Natural Law number 396
WHY are petrol stations always on the other side of the road?
If you doubt this try driving to Cairns. What’s even weirder is – they’re always on the other side of the road – both ways!
Whether you’re heading for Cairns or heading for Townsville the only fuel is across at least one lane of thundering trucks, bimbling tourists, and 90-year-old farmers with their hats over their eyes.
It’s one of the natural laws of the universe, like the one that says fuel is always cheaper at the previous petrol station, at which you didn’t stop.
And the one that says all petrol stations will mysteriously vanish the moment your fuel gauge brushes the red line.
And of course the other side of the highway is a detour, and detours aren’t allowed.
All male drivers know what will happen if you make a detour: the car will explode. Or vaporise mysteriously as you turn the wheel away from your dogged, white-knuckled course.
It’s almost as bad as stopping to ask someone for directions.
It’s the same with those rustic little fruit and vegie stalls at the side of the road. No… let’s be fair… they are not always on the other side of the road.
But if not, then they’re always behind you. Or to put it another way — they’re not attractive until they’re behind you.
Up ahead they look like old pig sheds held together with baling twine and wire. In the rear view mirror they look quaint, the fruit juicy and the vegetables huge.
“You could always turn round…” says my wife.

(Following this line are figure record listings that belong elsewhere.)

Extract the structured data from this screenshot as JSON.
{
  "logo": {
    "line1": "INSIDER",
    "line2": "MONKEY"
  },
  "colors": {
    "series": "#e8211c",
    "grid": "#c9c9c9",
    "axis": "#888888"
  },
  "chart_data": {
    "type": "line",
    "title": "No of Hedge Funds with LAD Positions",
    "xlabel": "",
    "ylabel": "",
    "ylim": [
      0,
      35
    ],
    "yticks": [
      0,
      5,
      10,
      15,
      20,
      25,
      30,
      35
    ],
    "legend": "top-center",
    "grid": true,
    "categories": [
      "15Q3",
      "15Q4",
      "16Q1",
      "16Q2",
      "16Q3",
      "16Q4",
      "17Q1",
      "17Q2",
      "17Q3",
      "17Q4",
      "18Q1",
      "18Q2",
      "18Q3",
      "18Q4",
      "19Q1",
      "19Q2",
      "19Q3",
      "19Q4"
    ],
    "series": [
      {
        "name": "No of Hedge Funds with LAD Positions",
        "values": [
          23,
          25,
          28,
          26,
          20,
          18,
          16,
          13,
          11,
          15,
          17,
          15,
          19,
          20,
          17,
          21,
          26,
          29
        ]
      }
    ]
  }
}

“What? What! But that’s the wrong way!”
“It’ll only take a few minutes. What’s a few minutes in eight hours driving?”
“But people will get in front of us!”
“There are already people in front of us!”
What is it about women that they think you can just meander your way from Cairns to Townsville as if it were… well, fun!
Don’t they understand that there will be another fruit stall up ahead? (Naturally — by the same law that governs petrol prices — its fruit will be flyblown and the vegies will be stunted, but there will be others).
“But you won’t stop at them!”
“But it’s not my fault. By the time we see them it’s too late to stop. There’s an eight-axle semi‑trailer fogging up my rear window!”
“You could slow down.”
What? What! God in Heaven. Slow down!
Slow! Down!
Doesn’t she realise what that’ll do to our average speed? And our fuel consumption! Doesn’t she realise that a Ford station wagon will not fit under the axles of a semi-trailer without some serious modifications!
Like removing the passengers’ heads!
And what about the space-time continuum? You can’t start interfering with destiny. I mean, what happens if there’s an accident up ahead, and we’re missing it by five minutes? If we turn round for a bag of lychees and a handful of bok choy we’ll be five minutes late up the road and we’ll drive straight into it!
“But we might be driving straight into it now; and if we stop, we’ll miss it.”
“Don’t be ridiculous!”
That’s the trouble with women: they don’t understand how stressful driving is. That’s why I’ll be the one who flops into an armchair as soon as we get home and she’ll be the one who makes the dinner.
Except there won’t be any dinner because all the vegetables will have turned to slime in the fridge.
If I’d known that would happen I’d have stopped at one of those roadside stalls.